What changed

Microsoft says Service Agent has moved from preview to general availability. The product can summarize case and customer context, search trusted knowledge, update cases, create notes and activities, draft customer messages, recommend next actions, and work across Dynamics 365, Teams, Outlook, Dataverse, SharePoint, and Microsoft 365 data. Microsoft also says the rollout includes role-based controls, queue-level configuration, and side-by-side adoption with existing tools.

Notion’s July 1 release pushes in a similar direction from a different surface. Teams can assign Claude and Cursor from a shared Notion board, watch them run, connect agents to Outlook, files, databases, and MCP integrations, and — on Enterprise — track Custom Agent activity in the audit log: when an agent ran, what it changed, and who triggered it.

OpenAI’s Scheduled Tasks documentation adds the consumer and team-admin version of the same question. Users can now manage active tasks in one place, see when they run next, pause or delete them, and create monitoring tasks that remember previous runs and notify only when something changed. Tasks have limits, can auto-pause, and may need approval depending on connected-app permissions.

The real search query is: did this remove work?

People searching for AI assistants for work automation are not really looking for another box that talks. They are looking for fewer repeat checks, fewer status pings, fewer copy-paste chores, fewer places where a customer or teammate has to explain the same thing again.

That is why a run ledger matters. Not a verbose developer trace. A plain after-action view: task requested, sources used, records changed, messages drafted or sent, approvals needed, failures, skipped items, next owner, and how long a human spent reviewing it.

Without that, teams get activity instead of proof. The assistant touched fifteen systems. Great. Did it close the case? Did the customer avoid a second contact? Did the manager get fewer review pings?
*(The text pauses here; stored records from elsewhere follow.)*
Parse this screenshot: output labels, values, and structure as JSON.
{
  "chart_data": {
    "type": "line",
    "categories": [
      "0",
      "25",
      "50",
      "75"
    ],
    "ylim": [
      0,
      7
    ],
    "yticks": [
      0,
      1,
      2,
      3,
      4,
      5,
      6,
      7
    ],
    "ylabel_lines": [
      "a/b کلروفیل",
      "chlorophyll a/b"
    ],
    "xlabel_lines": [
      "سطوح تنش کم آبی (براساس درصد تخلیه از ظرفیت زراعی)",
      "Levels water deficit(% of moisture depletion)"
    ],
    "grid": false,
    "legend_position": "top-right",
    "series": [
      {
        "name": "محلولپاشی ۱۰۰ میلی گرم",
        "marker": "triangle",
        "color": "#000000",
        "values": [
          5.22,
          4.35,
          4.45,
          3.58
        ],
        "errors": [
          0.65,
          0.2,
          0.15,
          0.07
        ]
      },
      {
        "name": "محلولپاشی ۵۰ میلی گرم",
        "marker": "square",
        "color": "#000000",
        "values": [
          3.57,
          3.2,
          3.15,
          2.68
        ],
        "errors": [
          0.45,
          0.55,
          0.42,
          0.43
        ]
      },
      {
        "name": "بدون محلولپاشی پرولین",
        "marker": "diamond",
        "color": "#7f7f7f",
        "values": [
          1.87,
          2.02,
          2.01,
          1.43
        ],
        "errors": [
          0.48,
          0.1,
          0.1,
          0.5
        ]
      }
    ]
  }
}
Did the weekly report stop requiring three clarification messages?

What Priya would measure first

For a small team, I would not start with total tasks completed. That number is too easy to inflate.
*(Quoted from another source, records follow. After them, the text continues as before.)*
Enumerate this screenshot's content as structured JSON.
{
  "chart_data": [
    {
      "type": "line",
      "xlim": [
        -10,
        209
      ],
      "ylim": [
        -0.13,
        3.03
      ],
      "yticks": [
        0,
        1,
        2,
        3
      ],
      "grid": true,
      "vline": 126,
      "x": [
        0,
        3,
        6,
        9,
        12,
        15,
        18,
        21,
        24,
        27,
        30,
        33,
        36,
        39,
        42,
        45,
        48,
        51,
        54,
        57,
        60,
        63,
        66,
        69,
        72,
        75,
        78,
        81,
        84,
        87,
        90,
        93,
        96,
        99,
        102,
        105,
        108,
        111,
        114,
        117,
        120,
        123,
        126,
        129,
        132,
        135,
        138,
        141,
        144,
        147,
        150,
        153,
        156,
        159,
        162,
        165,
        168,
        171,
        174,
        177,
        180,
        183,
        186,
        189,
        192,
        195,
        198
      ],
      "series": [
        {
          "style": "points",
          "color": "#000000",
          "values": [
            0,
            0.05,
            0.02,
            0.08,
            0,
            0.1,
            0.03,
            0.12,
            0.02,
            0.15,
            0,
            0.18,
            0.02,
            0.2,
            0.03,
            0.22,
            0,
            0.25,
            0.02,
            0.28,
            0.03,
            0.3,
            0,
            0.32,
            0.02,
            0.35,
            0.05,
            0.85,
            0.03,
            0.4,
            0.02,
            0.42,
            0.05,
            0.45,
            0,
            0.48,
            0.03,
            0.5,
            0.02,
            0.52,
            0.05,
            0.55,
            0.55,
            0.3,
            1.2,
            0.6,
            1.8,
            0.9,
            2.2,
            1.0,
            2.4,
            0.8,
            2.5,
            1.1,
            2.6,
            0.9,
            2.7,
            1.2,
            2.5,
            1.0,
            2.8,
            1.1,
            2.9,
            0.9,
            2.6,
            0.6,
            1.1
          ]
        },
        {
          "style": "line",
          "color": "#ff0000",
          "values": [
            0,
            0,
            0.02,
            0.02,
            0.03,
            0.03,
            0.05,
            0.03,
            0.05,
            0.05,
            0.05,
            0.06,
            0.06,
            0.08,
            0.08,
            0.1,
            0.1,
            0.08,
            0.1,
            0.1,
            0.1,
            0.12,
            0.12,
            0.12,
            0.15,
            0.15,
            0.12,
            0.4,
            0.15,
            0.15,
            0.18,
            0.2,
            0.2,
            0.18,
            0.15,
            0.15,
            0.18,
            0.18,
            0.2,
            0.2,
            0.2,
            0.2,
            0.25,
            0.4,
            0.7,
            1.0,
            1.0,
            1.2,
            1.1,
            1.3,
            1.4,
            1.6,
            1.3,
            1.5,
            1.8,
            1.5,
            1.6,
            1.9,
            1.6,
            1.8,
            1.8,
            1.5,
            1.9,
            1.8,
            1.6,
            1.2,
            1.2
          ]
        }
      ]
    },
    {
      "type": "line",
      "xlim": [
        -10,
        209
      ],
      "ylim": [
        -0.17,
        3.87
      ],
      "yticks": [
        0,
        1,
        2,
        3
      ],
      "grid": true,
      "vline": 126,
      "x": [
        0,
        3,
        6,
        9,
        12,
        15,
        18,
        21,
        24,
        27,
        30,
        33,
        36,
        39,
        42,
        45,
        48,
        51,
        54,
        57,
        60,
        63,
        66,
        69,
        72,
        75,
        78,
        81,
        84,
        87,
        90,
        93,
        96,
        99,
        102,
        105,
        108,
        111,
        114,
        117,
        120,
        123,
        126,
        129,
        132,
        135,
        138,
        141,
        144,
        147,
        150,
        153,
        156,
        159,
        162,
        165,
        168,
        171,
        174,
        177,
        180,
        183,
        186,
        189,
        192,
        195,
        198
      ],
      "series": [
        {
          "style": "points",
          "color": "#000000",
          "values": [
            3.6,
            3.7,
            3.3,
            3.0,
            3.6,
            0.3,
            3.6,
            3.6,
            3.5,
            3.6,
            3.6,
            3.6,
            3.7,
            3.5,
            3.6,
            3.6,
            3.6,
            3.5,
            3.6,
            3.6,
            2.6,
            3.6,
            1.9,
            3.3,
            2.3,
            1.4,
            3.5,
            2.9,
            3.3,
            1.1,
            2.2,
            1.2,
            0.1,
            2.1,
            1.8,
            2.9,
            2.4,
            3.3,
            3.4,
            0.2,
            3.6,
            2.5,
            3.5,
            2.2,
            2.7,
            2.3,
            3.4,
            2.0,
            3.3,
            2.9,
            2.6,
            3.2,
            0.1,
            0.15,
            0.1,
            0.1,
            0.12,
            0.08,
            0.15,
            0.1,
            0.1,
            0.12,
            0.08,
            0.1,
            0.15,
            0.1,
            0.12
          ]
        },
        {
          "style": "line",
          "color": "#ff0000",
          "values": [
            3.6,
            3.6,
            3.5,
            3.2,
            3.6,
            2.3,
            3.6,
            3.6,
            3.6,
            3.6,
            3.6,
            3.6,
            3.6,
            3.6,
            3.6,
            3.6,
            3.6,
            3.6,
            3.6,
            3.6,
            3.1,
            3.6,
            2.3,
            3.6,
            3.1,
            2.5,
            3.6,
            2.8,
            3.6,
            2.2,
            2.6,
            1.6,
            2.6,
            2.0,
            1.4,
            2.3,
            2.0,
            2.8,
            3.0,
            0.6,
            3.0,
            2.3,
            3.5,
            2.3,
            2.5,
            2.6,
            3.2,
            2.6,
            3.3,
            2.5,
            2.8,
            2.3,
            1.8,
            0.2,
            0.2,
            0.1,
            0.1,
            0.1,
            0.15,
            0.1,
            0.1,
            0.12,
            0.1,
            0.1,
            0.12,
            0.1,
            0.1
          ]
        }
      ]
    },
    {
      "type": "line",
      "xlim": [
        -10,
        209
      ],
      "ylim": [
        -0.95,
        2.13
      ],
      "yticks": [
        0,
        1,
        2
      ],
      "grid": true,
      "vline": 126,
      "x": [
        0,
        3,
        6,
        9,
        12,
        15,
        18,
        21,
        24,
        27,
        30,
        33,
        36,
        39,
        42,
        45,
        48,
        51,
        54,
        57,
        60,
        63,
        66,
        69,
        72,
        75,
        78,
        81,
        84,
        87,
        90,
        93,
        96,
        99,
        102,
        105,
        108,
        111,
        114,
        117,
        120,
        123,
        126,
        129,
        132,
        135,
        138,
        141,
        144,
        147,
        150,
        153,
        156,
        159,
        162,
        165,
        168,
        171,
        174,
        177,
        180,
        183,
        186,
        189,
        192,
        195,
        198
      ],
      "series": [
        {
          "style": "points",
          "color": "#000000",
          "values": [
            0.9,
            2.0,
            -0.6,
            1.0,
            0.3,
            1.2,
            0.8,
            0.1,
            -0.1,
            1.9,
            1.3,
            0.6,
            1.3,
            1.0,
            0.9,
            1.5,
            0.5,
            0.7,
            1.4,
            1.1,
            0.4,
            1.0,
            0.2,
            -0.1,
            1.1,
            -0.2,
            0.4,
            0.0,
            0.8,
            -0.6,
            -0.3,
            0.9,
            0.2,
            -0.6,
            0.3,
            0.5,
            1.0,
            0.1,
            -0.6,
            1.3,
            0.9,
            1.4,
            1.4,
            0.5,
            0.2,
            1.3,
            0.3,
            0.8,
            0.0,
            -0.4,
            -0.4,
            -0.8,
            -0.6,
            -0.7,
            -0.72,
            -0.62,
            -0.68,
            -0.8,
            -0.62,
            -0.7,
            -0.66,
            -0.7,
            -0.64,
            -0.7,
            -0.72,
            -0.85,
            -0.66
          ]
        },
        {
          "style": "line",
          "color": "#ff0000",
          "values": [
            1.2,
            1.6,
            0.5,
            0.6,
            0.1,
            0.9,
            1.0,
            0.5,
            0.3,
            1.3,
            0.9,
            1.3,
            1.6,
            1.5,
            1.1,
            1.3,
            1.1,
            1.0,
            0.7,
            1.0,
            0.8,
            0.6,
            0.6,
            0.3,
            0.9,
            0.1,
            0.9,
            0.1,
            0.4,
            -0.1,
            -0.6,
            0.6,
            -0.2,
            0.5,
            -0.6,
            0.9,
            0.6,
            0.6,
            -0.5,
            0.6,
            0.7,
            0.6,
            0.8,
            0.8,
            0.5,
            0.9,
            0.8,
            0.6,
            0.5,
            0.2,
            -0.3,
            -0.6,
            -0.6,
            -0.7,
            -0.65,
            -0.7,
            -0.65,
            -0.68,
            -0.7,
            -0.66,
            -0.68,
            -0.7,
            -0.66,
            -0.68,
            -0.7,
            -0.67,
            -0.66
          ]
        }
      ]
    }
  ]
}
Start with one queue people already understand: customer cases, incoming emails, onboarding tasks, weekly reporting, sales follow-ups. Take a normal week before rollout and count the ugly things: repeat contacts, owner lookups, reopened items, manual reruns, review minutes, after-hours pings, and tasks that looked done but needed repair.

Then run the assistant on the same kind of work and count again. If tool calls go up but repeat contacts do not fall, the assistant got busy. If notes look cleaner but managers spend more time checking them, the work moved. The win is not more AI activity. The win is a shorter human recovery trail.

Why this matters now

The products are converging on the same promise: your assistant can sit where work already happens. It can read the doc, update the case, draft the email, watch the board, schedule the follow-up, and run again later.
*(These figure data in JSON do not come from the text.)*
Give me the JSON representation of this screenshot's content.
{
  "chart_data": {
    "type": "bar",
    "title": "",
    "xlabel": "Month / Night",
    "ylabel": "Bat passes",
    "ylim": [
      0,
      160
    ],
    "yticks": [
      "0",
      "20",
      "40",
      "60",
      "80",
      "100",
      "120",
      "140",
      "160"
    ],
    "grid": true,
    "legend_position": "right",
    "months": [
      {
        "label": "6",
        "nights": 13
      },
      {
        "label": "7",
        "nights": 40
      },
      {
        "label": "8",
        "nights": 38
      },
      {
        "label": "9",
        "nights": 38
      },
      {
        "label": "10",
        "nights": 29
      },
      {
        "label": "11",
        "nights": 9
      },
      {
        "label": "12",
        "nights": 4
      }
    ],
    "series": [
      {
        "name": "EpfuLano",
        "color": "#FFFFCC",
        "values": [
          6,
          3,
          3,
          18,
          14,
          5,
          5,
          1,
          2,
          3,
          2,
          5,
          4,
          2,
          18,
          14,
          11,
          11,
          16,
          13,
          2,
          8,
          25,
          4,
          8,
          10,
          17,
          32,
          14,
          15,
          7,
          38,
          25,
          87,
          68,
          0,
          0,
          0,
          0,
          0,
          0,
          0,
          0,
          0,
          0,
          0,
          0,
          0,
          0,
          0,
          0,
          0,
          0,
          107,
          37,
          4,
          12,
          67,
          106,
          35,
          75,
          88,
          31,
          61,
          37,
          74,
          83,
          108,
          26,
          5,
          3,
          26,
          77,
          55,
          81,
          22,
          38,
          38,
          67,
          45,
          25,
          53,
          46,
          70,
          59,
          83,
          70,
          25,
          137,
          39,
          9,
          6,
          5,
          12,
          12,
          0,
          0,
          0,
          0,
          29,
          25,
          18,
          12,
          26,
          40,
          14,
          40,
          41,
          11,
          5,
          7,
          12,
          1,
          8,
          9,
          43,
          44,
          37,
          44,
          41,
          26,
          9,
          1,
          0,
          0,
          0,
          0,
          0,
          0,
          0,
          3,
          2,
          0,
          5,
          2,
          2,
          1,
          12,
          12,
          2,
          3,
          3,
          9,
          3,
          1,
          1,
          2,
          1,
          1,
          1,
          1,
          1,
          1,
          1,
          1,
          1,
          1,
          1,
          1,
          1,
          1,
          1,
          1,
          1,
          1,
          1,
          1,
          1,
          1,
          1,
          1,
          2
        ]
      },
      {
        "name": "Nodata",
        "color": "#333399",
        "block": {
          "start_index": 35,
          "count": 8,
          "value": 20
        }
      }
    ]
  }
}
That is a useful shift, but it also changes the failure mode. A bad chatbot answer is annoying. A bad assistant run can leave a customer record half-updated, a teammate waiting on a task that never finished, or a recurring monitor that keeps pinging long after the need is gone.

The fix is not to avoid AI assistants. It is to make the run legible enough that a normal person can decide whether to trust it in under a minute. What happened? What changed? What still needs me? What should I delete, pause, or rerun?

Two useful disagreements

Jun Vega would make the ledger visible during the run, not only afterward. His point is practical: if the assistant is working across a customer record, email, and calendar, the user should see the current surface, allowed actions, blocked actions, and stop button before the mistake becomes archaeology.

Cass Bell would ask what vanished. If the assistant creates a nicer audit log but no meeting, ping, report, ticket, or repeated explanation disappears, the company did not automate work. It taught work to leave better-looking crumbs.

Both objections are useful. The ledger has to calm the person using the tool now and prove the tool helped the team later. If it only does one, adoption will look better than the workday feels.